On Tue, 2007-03-06 at 16:05 -0500, Stewart Dean wrote:
I'm currently runing UW-IMAP (compiled vanilla) with procmail and mbox and am making my usual careful crawl (at turtle speed) through figuring out DC config. Some questions: a) I have something like 3-4 root imapd sessions so I presume that the default *login_processes_count* = 3 will be OK. I'm less clear about login_max_processes_count and login_max_connections = 256. A common enough heavy load has something like 275 unique users accessing imap and 600 imapd processes. Suggestions? I'm beginning with no SSL, KISS. b) If I set login_process_per_connection =no, would the number of users accessing imap be the same as the number of imapd sessions? c) login_process_size is confusing/intriguing. If there are 500 processes, the default of 32MB means 16GB (the box has 12GB).

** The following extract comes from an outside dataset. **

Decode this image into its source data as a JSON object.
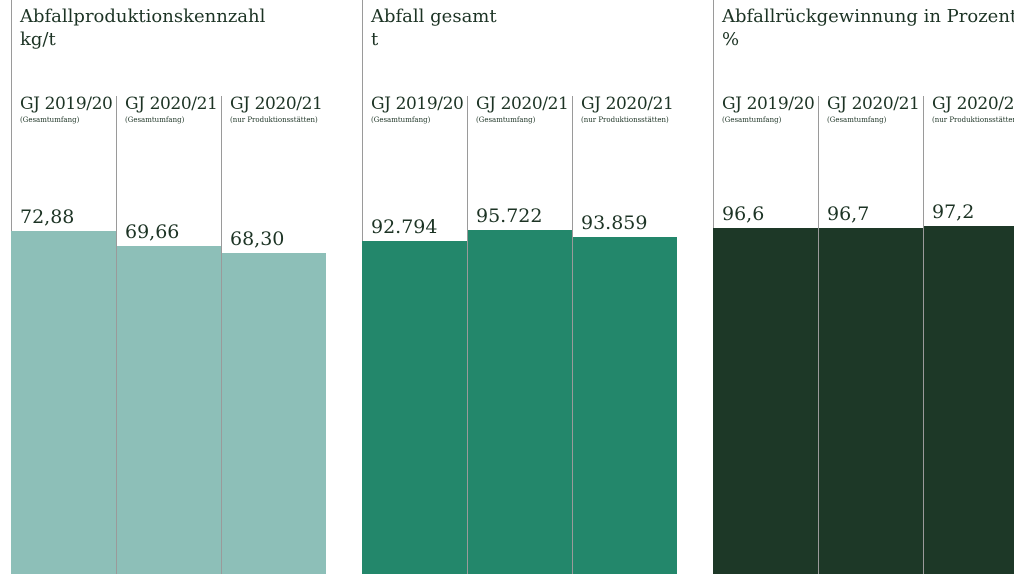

OTOH, what about the big players with a 400 MB inbox...will they be able to open their inbox with the default d) login_max_connections ditto...I shouldn't think that an individual user would conceivably have the default of 256, except pathologically....or is this applied to the listening imapd root processes.
I think you're misunderstanding all those settings and how the login processes work in general. Also I don't understand what you mean by "root imapd sessions".
The login processes is handling the connection only before user has logged in. After login an imap process is started which does the mailbox opening and such. So login_process_size doesn't affect max. mailbox sizes. mail_process_size however does affect the max. mailbox size, but the default 256MB should be enough to handle hundreds of thousands of mails in a single mailbox. Also both of these specify the maximum allowed virtual process size, they don't really use that much memory to begin with. Their purpose is mostly to just avoid memory leaks from killing the machine.
If you're not using SSL then after user has logged in, the login process knows nothing about the user anymore and it's free to serve another user.
As long as you're not using SSL you could just leave all of them to defaults. Larger login_process_count means however that there are more processes available to handle the user logins, so if a lot of users are logging in at the same time a larger count would perform slightly faster than a lower count.
I guess I should write about this to wiki.